2°/ que la voie de recours ouverte aux tiers intéressés à l'encontre des décisions rendues sur requête par le président du tribunal de commerce est le recours-rétractation de l'article 496 du code de procédure civile, lequel doit être porté devant le juge ayant rendu l'ordonnance contestée, saisi comme en matière des référés ; que l'ordonnance rendue à l'issue d'un tel recours, de même que l'arrêt rendu sur appel de cette décision, ont autorité de la chose jugé relativement aux contestations qu'ils tranchent, conformément à l'article 492-1 du code de procédure civile ; qu'il résultait en l'espèce de l'ordonnance du 19 juin 2015, rendue sur le recours exercé par la société BLS location à l'encontre de l'ordonnance délivrée le 25 février 2015 par le président du tribunal de commerce de Limoges, que le président du tribunal de commerce, statuant comme en matière de référé, avait précisément été saisi d'un recours tendant à la « rétractation » de ladite ordonnance ; que cette « rétractation » avait en outre été ordonnée au visa des articles 493 et suivants du code de commerce, avant que cette décision ne soit infirmée par la cour d'appel de Limoges par un arrêt du 25 février 2016 ayant définitivement rejeté la demande de rétractation formée par la société BLS location ; qu'en jugeant que dans ces décisions, le président du tribunal de commerce, et par suite la cour d'appel de Limoges n'avaient pas statué comme en matière de référé et que ces décisions étaient par conséquent dépourvues de toute autorité de chose jugée quant à l'existence même d'une lettre de change émise au bénéfice de la société Banque Pouyanne, la cour d'appel a dénaturé l'ordonnance du 19 juin 2015 rendue par le président du tribunal de commerce de Limoges ainsi que l'arrêt du 25 février 2016 rendu par la cour d'appel de Limoges, méconnaissant ainsi le principe selon lequel le juge ne peut dénaturer les documents qui lui sont soumis. »

Réponse de la Cour

Vu l'article L. 511-34 du code de commerce :

5. L'ordonnance du juge accueillant, en cas de perte d'une lettre de change, la demande formée sur le fondement de ce texte a pour objet de se substituer au titre égaré et de permettre à celui qui l'a obtenue de la présenter au paiement, le tiré pouvant refuser de payer dans les mêmes conditions que s'il s'agissait de la lettre de change. Cette ordonnance peut être une ordonnance sur requête, laquelle, tant qu'elle n'est pas rétractée, constitue le titre supplétif remplaçant l'effet perdu.
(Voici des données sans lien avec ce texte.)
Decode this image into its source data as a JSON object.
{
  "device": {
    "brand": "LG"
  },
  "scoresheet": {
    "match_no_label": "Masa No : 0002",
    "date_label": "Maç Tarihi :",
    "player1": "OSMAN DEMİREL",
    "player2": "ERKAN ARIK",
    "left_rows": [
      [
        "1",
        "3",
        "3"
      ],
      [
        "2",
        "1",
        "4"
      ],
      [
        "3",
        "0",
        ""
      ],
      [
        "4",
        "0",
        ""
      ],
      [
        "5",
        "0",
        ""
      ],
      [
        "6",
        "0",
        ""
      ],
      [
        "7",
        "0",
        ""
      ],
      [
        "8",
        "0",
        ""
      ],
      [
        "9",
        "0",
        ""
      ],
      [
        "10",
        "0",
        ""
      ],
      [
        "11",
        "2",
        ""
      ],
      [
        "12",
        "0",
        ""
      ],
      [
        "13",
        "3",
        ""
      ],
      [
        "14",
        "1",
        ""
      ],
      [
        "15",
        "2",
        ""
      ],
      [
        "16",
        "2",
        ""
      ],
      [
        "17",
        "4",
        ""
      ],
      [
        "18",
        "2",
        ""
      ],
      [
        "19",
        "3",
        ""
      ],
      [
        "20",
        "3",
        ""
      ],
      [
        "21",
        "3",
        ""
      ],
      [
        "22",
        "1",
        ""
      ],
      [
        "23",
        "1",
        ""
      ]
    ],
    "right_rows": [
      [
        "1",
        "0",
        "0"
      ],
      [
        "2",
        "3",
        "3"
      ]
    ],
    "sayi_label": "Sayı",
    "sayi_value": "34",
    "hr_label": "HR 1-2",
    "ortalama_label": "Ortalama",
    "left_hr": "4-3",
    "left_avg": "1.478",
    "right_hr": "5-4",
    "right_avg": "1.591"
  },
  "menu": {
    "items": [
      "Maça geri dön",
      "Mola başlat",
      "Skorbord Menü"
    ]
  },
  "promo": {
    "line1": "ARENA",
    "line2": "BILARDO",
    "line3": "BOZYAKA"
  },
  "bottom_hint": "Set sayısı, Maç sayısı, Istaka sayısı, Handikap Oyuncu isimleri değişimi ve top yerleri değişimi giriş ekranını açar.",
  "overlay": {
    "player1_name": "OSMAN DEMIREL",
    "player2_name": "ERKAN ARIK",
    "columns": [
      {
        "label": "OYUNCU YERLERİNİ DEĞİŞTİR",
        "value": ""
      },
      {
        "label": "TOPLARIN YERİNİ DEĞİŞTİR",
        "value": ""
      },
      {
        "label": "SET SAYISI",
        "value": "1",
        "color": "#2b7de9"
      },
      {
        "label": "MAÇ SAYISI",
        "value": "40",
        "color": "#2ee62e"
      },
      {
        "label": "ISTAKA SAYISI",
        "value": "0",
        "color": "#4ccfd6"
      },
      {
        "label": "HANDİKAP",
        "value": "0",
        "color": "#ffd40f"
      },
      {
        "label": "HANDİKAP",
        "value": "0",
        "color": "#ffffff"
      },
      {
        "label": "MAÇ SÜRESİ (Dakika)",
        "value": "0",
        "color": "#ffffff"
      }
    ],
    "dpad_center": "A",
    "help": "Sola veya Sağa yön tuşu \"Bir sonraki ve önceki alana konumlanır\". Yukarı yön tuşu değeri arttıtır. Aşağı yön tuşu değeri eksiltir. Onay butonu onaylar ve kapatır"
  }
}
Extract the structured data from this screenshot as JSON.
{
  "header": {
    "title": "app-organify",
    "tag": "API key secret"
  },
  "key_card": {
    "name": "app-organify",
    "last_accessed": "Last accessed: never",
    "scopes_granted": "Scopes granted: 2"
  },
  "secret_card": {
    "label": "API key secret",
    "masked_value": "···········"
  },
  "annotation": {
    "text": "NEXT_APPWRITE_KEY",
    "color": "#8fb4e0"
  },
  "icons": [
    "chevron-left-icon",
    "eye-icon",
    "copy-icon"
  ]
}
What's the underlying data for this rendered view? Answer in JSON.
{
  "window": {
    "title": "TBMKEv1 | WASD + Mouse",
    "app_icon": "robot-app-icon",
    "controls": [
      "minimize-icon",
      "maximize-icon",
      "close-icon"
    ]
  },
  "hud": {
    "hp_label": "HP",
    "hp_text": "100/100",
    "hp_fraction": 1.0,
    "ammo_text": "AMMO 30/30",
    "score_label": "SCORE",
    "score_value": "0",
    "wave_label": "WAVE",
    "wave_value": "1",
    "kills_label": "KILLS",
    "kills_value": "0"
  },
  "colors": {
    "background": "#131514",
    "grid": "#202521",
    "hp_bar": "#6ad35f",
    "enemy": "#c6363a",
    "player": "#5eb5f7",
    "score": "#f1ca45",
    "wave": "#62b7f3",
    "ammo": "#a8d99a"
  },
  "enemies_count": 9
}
6. Pour confirmer le jugement qui constatait que les conditions de l'article L. 511-34 du code de commerce n'étaient pas satisfaites et rejeter la demande de la banque, l'arrêt retient que l'arrêt rendu le 25 février 2016 disant n'y avoir lieu à rétractation de l'ordonnance du 25 février 2015 a été rendu en référé et qu'il n'est pas assorti de l'autorité de chose jugée relativement à l'existence de la lettre de change, qu'il appartient donc à la banque d'établir.

7. En statuant ainsi, la cour d'appel a violé le texte susvisé.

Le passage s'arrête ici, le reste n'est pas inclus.